Per il regime di Bangkok (Thailandia) il reato di lesa maestà può far sbattere in galera una persona che se ne è macchiata e, in sostanza, buttare via la chiave della cella. La pena comminata al 30enne Mongkol Thirakot in appello, con una sentenza del tribunale di Chiang Rai, è da brivido gelido lungo la schiena. Sono 50 anni di reclusione.
Anche una donna deve scontare 43 anni per lesa maestà
Sappiamo di una vicenda di Malagiustizia così assurda e disumana grazie a un gruppo di avvocati che lottano per difendere i diritti umani, Thai lawyers for human rights (Tlhr). Thirakot, spiegano, è stato giudicato colpevole di altri 11 reati durante il processo d’appello. È titolare di un negozio di abbigliamento online. Gli vengono contestati 27 post su Facebook giudicati diffamatori nei confronti del re e della sua famiglia. «Questa è la più lunga condanna per lesa maestà a nostra conoscenza», denuncia Tlhr. E questo “a nostra conoscenza” fa sospettare che possa accadere anche di peggio, in quel paradiso del turismo (anche sessuale). Ricordano inoltre che una donna è in cella dal gennaio 2021 per lo stesso reato, condannata a 43 anni.

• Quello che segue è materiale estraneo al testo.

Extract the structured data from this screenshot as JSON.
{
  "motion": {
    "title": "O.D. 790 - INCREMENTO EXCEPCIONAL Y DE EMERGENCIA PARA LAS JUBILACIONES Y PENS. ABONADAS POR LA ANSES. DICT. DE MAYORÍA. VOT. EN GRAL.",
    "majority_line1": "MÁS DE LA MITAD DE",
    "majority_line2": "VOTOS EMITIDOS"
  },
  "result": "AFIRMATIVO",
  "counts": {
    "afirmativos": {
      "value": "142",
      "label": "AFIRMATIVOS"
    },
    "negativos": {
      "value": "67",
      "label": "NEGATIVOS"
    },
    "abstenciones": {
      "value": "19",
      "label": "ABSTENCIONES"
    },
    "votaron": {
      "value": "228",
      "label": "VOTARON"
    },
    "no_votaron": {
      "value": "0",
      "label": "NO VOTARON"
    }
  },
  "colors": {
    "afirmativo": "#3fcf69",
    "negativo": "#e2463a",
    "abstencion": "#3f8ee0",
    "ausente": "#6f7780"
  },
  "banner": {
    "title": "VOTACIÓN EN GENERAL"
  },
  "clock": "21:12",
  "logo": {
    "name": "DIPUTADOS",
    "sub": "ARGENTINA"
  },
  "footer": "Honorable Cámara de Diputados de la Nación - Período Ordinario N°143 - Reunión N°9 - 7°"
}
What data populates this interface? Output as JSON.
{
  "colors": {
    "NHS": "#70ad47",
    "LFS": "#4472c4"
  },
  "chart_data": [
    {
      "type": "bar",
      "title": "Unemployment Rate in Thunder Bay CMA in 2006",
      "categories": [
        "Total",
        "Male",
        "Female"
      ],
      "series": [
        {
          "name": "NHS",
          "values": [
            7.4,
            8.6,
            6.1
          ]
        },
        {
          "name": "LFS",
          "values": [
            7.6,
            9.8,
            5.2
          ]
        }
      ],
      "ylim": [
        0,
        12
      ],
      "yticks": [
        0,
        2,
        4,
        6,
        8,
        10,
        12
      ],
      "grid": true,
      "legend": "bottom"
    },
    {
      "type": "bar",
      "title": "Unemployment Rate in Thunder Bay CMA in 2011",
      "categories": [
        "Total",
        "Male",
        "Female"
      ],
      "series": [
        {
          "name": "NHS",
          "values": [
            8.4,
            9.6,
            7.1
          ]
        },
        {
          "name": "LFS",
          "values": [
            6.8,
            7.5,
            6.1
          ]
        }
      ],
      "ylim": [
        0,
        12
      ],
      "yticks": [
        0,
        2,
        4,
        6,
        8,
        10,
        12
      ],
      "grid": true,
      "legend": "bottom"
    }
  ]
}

E sempre allegri bisogna stare, che il nostro piangere fa male al re
In Thailandia è al potere una monarchia parlamentare ed è in vigore una Costituzione scritta nel 2017 secondo i diktat del Consiglio nazionale per la pace e per l’ordine, la giunta militare impadronitasi del Paese con un colpo di Stato nel 2014. Sul trono siede Vajiralongkorn (Rama X), in carica dal 13 ottobre 2016 e successore del padre Bhumibol Adulyadej (Rama IX). Un sovrano di quelli che ha cuore il suo popolo: nel 2017 ha controfirmato l’aumento dei poteri dei militari e della Corte costituzionale in ambito politico. L’anno successivo gli vengono trasferite le ingenti proprietà dei beni della Casa reale, che fino ad allora erano patrimonio pubblico.